The narrator shares that "a strange idea grew in my mind," which manifests as the idea that the air around the house "rose from the dead." The house's furnishings, while not at all foreign to the narrator, make him feel "surprised at the strange ideas which grew in my mind from these simple things."
The feelings of unease intensify over the days the narrator spends at the home of Roderick and Madeline. They read and paint together, and the narrator confesses that "the paintings which he made made me tremble, though I know not why." About a week after the narrator has helped Roderick entomb Madeline, he finds himself unable to sleep and "a feeling of horror lay upon me like a heavy weight." He finds himself pacing late into the night, not unlike his friend Roderick. When he hears clanging from the tomb beneath the house, the narrator admits that "I lost control of myself completely."

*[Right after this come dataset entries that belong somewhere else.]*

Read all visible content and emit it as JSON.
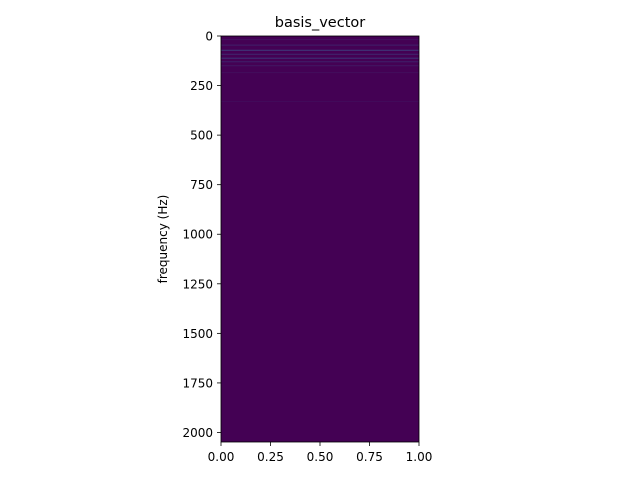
{
  "chart_data": {
    "type": "heatmap",
    "title": "basis_vector",
    "xlabel": "",
    "ylabel": "frequency (Hz)",
    "xlim": [
      0.0,
      1.0
    ],
    "ylim": [
      2048,
      0
    ],
    "x_ticks": [
      0.0,
      0.25,
      0.5,
      0.75,
      1.0
    ],
    "x_tick_labels": [
      "0.00",
      "0.25",
      "0.50",
      "0.75",
      "1.00"
    ],
    "y_ticks": [
      0,
      250,
      500,
      750,
      1000,
      1250,
      1500,
      1750,
      2000
    ],
    "y_tick_labels": [
      "0",
      "250",
      "500",
      "750",
      "1000",
      "1250",
      "1500",
      "1750",
      "2000"
    ],
    "colormap": "viridis",
    "background_color": "#440154",
    "grid": false,
    "legend": "none",
    "highlight_rows": [
      {
        "frequency": 18,
        "intensity": 0.05
      },
      {
        "frequency": 46,
        "intensity": 0.1
      },
      {
        "frequency": 72,
        "intensity": 0.18
      },
      {
        "frequency": 92,
        "intensity": 0.12
      },
      {
        "frequency": 112,
        "intensity": 0.16
      },
      {
        "frequency": 130,
        "intensity": 0.1
      },
      {
        "frequency": 150,
        "intensity": 0.07
      },
      {
        "frequency": 185,
        "intensity": 0.04
      },
      {
        "frequency": 330,
        "intensity": 0.03
      }
    ]
  }
}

The narrator repeatedly makes the point that he has no rational explanation for the feelings that overwhelm him during his stay at the house of Usher. Though he strives to remain objective and, thus, reliable to the reader, it is clear that the narrator succumbs, to a certain extent, to the dysfunction that pervades the life and home of his childhood companion, Roderick.
Although there is evidence within the first few sentences of the story that the narrator may not be completely rational, the best evidence that the narrator's state of mind may be deteriorating is that he says so himself. In speaking about Usher's horrid condition, the narrator says, "It was no wonder that his condition terrified--that it infected me. I felt creeping upon me, by slow yet uncertain degrees, the wild influences of his own fantastic yet impressive superstitions."

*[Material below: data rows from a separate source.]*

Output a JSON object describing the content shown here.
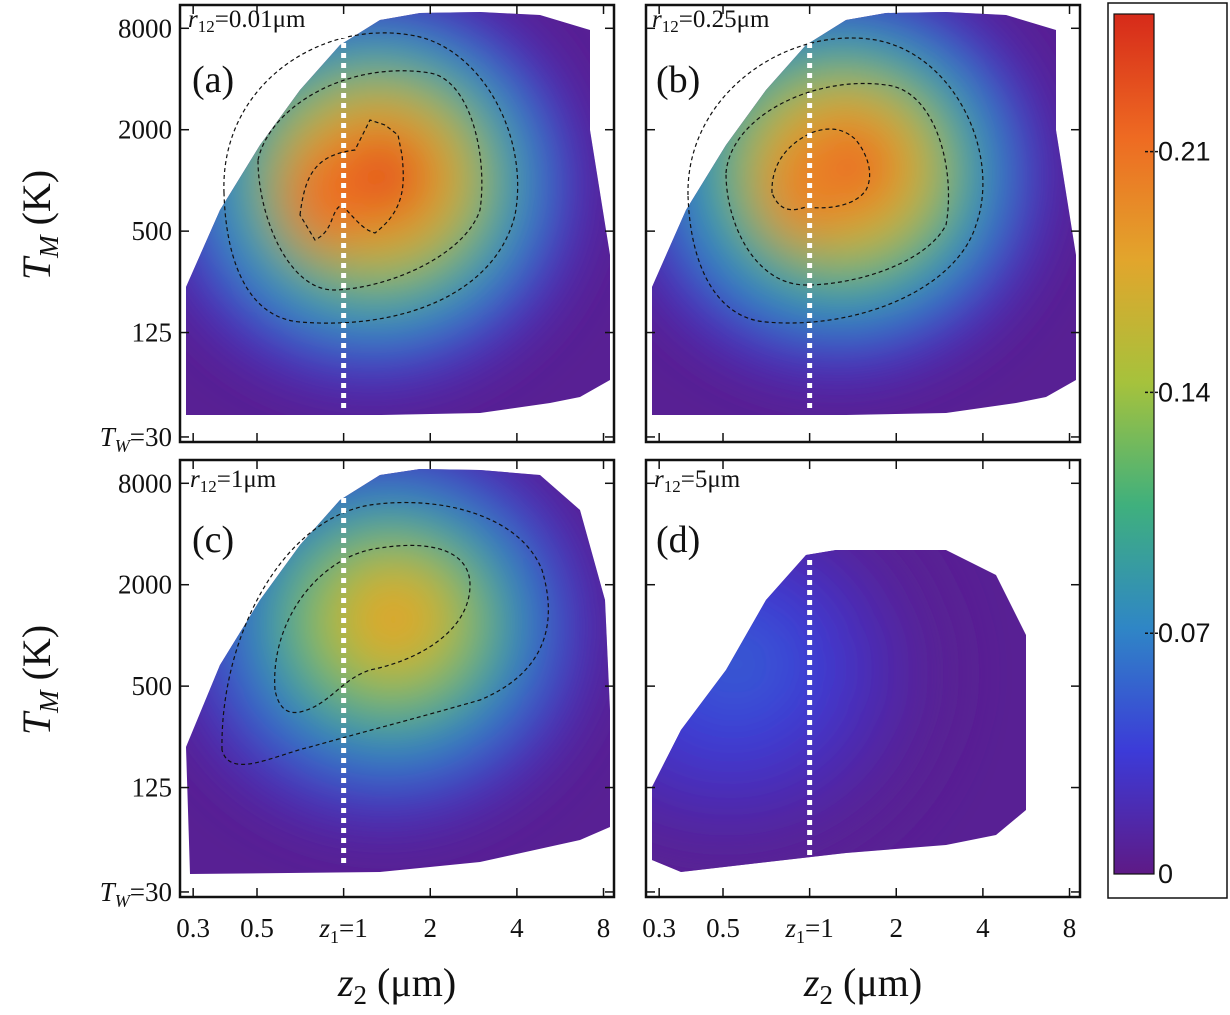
{
  "chart_data": {
    "type": "heatmap",
    "layout": "2x2 grid of panels with a shared vertical colorbar on the right",
    "colormap": [
      "#5e1a86",
      "#3c3bd8",
      "#2f86c6",
      "#3fb07d",
      "#a6c23c",
      "#e2a52c",
      "#ee6a22",
      "#d62a1a"
    ],
    "xlabel": {
      "main": "z",
      "sub": "2",
      "unit": " (μm)"
    },
    "ylabel": {
      "main": "T",
      "sub": "M",
      "unit": " (K)"
    },
    "x_scale": "log",
    "y_scale": "log",
    "xlim": [
      0.27,
      8.7
    ],
    "ylim": [
      28,
      11000
    ],
    "x_ticks": [
      0.3,
      0.5,
      1,
      2,
      4,
      8
    ],
    "x_tick_labels": [
      "0.3",
      "0.5",
      "z1=1",
      "2",
      "4",
      "8"
    ],
    "x_tick_label_z1": {
      "main": "z",
      "sub": "1",
      "rest": "=1"
    },
    "y_ticks": [
      30,
      125,
      500,
      2000,
      8000
    ],
    "y_tick_labels": [
      "TW=30",
      "125",
      "500",
      "2000",
      "8000"
    ],
    "y_tick_label_tw": {
      "main": "T",
      "sub": "W",
      "rest": "=30"
    },
    "z1_marker": 1,
    "colorbar": {
      "range": [
        0,
        0.25
      ],
      "ticks": [
        0,
        0.07,
        0.14,
        0.21
      ],
      "tick_labels": [
        "0",
        "0.07",
        "0.14",
        "0.21"
      ]
    },
    "panels": [
      {
        "id": "a",
        "letter": "(a)",
        "r12_label": {
          "main": "r",
          "sub": "12",
          "rest": "=0.01μm"
        },
        "r12": 0.01,
        "peak_value": 0.23,
        "contour_levels": [
          0.07,
          0.14,
          0.21
        ],
        "peaks": [
          {
            "z2": 1.35,
            "TM": 1100,
            "value": 0.23
          },
          {
            "z2": 0.85,
            "TM": 800,
            "value": 0.21
          }
        ]
      },
      {
        "id": "b",
        "letter": "(b)",
        "r12_label": {
          "main": "r",
          "sub": "12",
          "rest": "=0.25μm"
        },
        "r12": 0.25,
        "peak_value": 0.22,
        "contour_levels": [
          0.07,
          0.14,
          0.21
        ],
        "peaks": [
          {
            "z2": 1.35,
            "TM": 1250,
            "value": 0.22
          },
          {
            "z2": 0.95,
            "TM": 900,
            "value": 0.2
          }
        ]
      },
      {
        "id": "c",
        "letter": "(c)",
        "r12_label": {
          "main": "r",
          "sub": "12",
          "rest": "=1μm"
        },
        "r12": 1,
        "peak_value": 0.18,
        "contour_levels": [
          0.07,
          0.14
        ],
        "peaks": [
          {
            "z2": 1.5,
            "TM": 1300,
            "value": 0.18
          }
        ]
      },
      {
        "id": "d",
        "letter": "(d)",
        "r12_label": {
          "main": "r",
          "sub": "12",
          "rest": "=5μm"
        },
        "r12": 5,
        "peak_value": 0.05,
        "contour_levels": [],
        "peaks": [
          {
            "z2": 0.55,
            "TM": 700,
            "value": 0.05
          }
        ]
      }
    ]
  }
}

There are additional examples as well. First, the narrator speaks within the first paragraph of the text as if he is seeing things that are not really there. He speaks of the "vacant eyelike windows" and "sense of insufferable gloom" that added to his "utter depression of soul." Further, the narrator’s irrationality takes a turn for the worse after Madeline's corpse has been stowed. "Sleep came not near my couch . . . and, at length, there sat upon my very heart an incubus of utterly causeless alarm" and he paced "rapidly to and fro through the apartment." Even the end of the story can be questioned. Here our narrator supposedly observes the House of Usher literally falling to the ground in ruin. As readers we are left wondering if Usher's home really fell or whether we have once again fallen victim to our affected narrator.

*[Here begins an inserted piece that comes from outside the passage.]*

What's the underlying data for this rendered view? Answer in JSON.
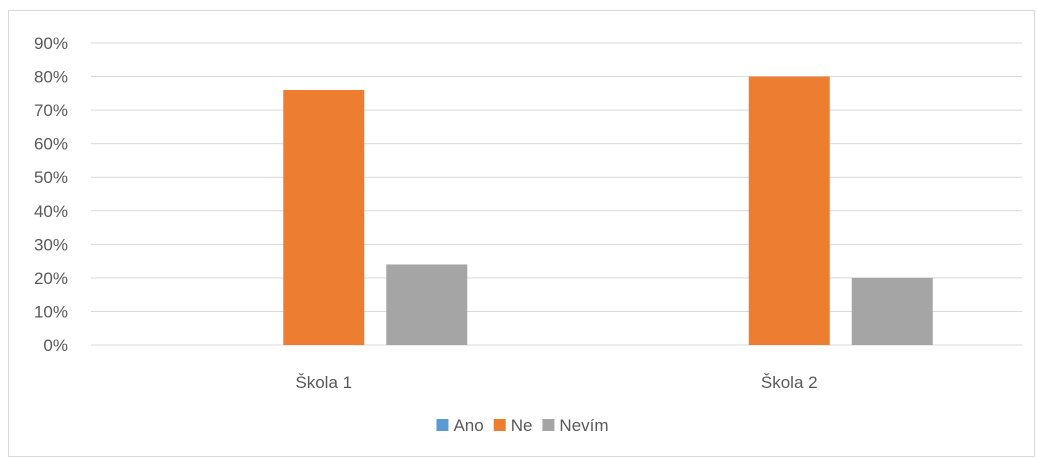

For once, he enters the house (that's an allegory to a brush or future brush with your inner fears and insanity). Then, after he experiences the shock of the first look of his friend and the house, he starts becoming uneasy. Seems as if Roderick is slowly starting to enthrall him into his own state of mind, as the narrator then starts losing sleep at night. When the sister dies, you see how he goes along with the idea of burying her in the household cemetery. After the vision of the sister happens in the end (which we do not know if was an actual vision or the sister crawling out of her grave) the narrator saw the same thing and as he ran the house fell right behind him. Seems as if the whole thing is an explanation of a journey into insanity.